Surgery for neglected dislocations is typically conservative [1,3–8,17,18,21, 3, 4, 5, 6, 7, 8, 17, 18, 21]. When the joint surfaces are significantly damaged, or if open reduction fails, distal humerus resection [20, 22] is an alternative to joint fusion, as the latter would greatly reduce the mobility of the joint. This resection arthroplasty still provides good range of motion, but leads to residual joint instability and reduced muscle strength.
We and others believe that greatly retracted collateral ligaments do not need to be repaired to restore elbow stability [3, 4, 5, 7, 17, 18, 21]. Ligament repair has been described by Arafiles using an allograft from the palmaris longus or extensor radialis longus tendons . This method requires much longer procedure times and increases the risk of morbidity because of the second surgical site. The technique used by Jupiter and Ring is attractive . They used an articulated external fixator, but not everyone can perform this type of procedure. The advantage of these two techniques is that they provide immediate stability, which allows for early mobilisation during the first week post-surgery, and results in better functional results (105° and 113° of post-surgery range of motion was reported by Arafiles  and Jupiter and Ring , respectively). This stability is obtained by cast immobilisation or even better with K-wires for two to three weeks to avoid recurrence of the dislocation [4, 7, 8, 17, 18, 21]. This period of time is sufficient for the ligaments and triceps to heal. The disadvantage of this lengthy immobilisation is that a greater extension deficit reduces the overall range of motion; in our opinion, a triceps plasty can counter these effects.
We compared our functional results to published results where the same surgical technique was used (Table 2). We decided to only compare the functional results because the Mayo Clinic Elbow Performance Index is not well-suited to neglected dislocations. In this scoring system, the lack of pain or the presence of moderate pain is heavily weighted (45 points) [5, 8]. This means that a patient could have a good or average result, but his/her overall function is non-existent (Table 1: Case No. 7 and Case No. 10). Our results are comparable to those of Fowles et al. , Naidoo , Mahaisavariya and Laupattarakasen  and of Mehta et al.  who reported an average flexion greater than 110° in their series. Other than Mehta et al. , we had a smaller average extension deficit in our series (26.5°), which can be attributed to our lower rate of triceps plasty.

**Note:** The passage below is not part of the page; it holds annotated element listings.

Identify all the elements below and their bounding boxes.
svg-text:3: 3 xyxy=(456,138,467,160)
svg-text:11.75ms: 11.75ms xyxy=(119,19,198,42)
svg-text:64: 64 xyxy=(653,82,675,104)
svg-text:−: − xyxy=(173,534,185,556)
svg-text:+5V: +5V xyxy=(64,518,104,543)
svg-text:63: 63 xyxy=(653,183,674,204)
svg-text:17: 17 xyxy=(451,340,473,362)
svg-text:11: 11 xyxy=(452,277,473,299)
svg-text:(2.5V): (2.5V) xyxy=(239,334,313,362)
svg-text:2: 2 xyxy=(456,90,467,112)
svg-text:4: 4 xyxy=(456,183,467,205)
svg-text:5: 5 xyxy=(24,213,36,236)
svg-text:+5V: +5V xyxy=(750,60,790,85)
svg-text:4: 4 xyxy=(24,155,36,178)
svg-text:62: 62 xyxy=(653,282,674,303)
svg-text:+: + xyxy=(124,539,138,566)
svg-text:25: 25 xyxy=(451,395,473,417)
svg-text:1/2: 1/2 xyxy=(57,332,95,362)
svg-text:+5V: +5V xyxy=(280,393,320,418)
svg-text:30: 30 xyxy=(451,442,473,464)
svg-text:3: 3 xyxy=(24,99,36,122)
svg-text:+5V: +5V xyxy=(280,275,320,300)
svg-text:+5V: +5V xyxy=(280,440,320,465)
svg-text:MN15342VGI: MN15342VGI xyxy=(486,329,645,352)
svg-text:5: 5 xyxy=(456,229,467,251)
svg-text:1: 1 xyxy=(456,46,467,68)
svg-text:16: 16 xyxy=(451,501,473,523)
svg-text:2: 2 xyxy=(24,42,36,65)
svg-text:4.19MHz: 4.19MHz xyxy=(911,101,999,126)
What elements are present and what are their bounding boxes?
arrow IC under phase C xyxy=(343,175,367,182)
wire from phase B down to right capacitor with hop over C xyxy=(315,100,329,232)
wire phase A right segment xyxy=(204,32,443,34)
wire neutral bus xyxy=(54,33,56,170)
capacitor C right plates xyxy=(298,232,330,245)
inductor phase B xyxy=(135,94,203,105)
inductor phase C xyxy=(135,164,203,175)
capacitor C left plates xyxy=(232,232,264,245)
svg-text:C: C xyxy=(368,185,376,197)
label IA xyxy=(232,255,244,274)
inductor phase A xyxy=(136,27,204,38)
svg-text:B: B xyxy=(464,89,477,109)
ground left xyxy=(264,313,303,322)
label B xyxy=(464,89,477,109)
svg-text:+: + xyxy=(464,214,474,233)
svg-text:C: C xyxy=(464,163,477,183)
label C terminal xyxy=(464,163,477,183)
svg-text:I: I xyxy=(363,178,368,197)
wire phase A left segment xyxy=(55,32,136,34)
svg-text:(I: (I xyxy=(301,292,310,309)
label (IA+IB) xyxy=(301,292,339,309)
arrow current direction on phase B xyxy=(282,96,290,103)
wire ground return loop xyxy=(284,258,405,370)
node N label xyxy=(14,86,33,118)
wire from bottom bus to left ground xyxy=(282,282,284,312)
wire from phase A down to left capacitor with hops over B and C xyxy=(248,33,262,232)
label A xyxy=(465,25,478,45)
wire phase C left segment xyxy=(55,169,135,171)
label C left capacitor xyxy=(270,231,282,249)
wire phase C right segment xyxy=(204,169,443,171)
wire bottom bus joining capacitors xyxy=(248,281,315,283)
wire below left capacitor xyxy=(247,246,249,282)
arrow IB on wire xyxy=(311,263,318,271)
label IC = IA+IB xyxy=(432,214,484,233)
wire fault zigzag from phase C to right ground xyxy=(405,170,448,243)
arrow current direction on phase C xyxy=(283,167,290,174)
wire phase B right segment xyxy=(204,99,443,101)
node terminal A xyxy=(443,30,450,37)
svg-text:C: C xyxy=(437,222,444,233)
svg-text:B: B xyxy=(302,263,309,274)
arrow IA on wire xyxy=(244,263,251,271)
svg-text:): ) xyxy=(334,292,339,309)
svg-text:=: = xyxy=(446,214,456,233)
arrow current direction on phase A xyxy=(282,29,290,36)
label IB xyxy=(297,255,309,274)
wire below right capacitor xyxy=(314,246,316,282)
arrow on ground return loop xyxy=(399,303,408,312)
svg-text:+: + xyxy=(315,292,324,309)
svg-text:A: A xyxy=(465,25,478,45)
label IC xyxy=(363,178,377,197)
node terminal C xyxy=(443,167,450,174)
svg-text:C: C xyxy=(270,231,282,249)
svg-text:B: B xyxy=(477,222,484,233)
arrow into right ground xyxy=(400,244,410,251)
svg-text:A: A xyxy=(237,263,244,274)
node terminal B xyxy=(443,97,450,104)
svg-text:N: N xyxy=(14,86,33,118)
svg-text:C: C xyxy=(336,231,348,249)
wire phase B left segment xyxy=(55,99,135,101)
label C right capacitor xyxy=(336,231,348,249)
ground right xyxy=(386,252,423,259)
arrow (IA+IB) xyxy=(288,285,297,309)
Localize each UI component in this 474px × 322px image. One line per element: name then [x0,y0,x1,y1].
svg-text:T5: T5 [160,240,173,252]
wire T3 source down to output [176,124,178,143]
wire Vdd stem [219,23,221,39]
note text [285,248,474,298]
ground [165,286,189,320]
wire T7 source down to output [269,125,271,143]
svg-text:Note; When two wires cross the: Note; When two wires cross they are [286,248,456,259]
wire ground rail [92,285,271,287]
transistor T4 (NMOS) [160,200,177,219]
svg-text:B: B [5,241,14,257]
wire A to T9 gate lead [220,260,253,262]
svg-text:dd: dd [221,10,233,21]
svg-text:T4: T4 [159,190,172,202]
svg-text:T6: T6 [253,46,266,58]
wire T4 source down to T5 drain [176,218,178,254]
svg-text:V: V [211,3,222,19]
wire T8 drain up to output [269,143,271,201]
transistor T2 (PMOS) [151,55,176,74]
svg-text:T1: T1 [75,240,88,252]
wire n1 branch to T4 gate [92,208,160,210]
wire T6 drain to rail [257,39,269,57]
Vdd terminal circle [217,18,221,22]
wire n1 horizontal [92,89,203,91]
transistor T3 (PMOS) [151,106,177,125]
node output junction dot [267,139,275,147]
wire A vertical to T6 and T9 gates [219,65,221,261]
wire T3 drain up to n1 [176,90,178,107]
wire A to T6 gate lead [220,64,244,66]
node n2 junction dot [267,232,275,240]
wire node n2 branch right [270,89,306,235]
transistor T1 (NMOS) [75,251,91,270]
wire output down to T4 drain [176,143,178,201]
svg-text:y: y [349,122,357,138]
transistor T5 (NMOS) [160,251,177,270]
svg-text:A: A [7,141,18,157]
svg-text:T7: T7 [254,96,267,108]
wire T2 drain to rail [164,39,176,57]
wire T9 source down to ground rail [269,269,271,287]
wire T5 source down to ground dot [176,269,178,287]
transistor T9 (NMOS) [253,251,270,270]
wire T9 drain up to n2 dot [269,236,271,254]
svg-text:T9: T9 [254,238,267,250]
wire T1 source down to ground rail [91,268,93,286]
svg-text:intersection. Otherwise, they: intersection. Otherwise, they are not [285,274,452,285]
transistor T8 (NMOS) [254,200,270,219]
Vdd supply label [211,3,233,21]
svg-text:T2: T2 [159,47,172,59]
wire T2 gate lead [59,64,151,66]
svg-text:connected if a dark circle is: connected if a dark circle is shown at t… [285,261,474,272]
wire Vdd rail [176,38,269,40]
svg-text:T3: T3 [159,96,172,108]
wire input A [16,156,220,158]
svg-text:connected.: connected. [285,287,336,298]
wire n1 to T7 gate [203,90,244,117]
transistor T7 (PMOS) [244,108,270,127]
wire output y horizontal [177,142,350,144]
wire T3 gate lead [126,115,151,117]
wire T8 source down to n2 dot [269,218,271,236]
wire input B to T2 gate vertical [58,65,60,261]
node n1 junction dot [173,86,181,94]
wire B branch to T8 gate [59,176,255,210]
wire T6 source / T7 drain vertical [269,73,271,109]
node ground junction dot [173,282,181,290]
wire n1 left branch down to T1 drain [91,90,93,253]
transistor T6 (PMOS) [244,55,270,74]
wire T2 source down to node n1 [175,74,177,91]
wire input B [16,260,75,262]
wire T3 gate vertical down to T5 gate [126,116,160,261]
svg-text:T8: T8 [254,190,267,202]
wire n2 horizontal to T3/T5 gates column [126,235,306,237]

The main complication in our series was ulnar nerve paresis, which resolved two to three months after the surgery. There was also one case of infection, which negatively affected the results [2, 4, 5, 17], as it reduces the range of motion and can lead to elbow ankylosis . We did not need to treat the heterotopic ossifications by indomethacin or irradiation (which is not commonly available in Senegal) because they did not progress.
Neglected dislocations are a reality in our country. Despite challenging surgical treatment, the functional improvement and restoration of function is dramatic. A midline paratricipital posterior approach has many advantages and reduction can be achieved in most cases, without needing to use the triceps splitting approach. The reduced joint is stable even without repairing the collateral ligaments; fixation is needed for two or three weeks; if available, an external fixation can be used instead to provide early mobilisation. This surgery is usually conservative; resection arthroplasty is limited to cases with significant joint destruction and failure of elbow reduction with resulting stiffness that makes the arm non-functional.
Disclosure of interest
The authors declare that they have no conflicts of interest concerning this article.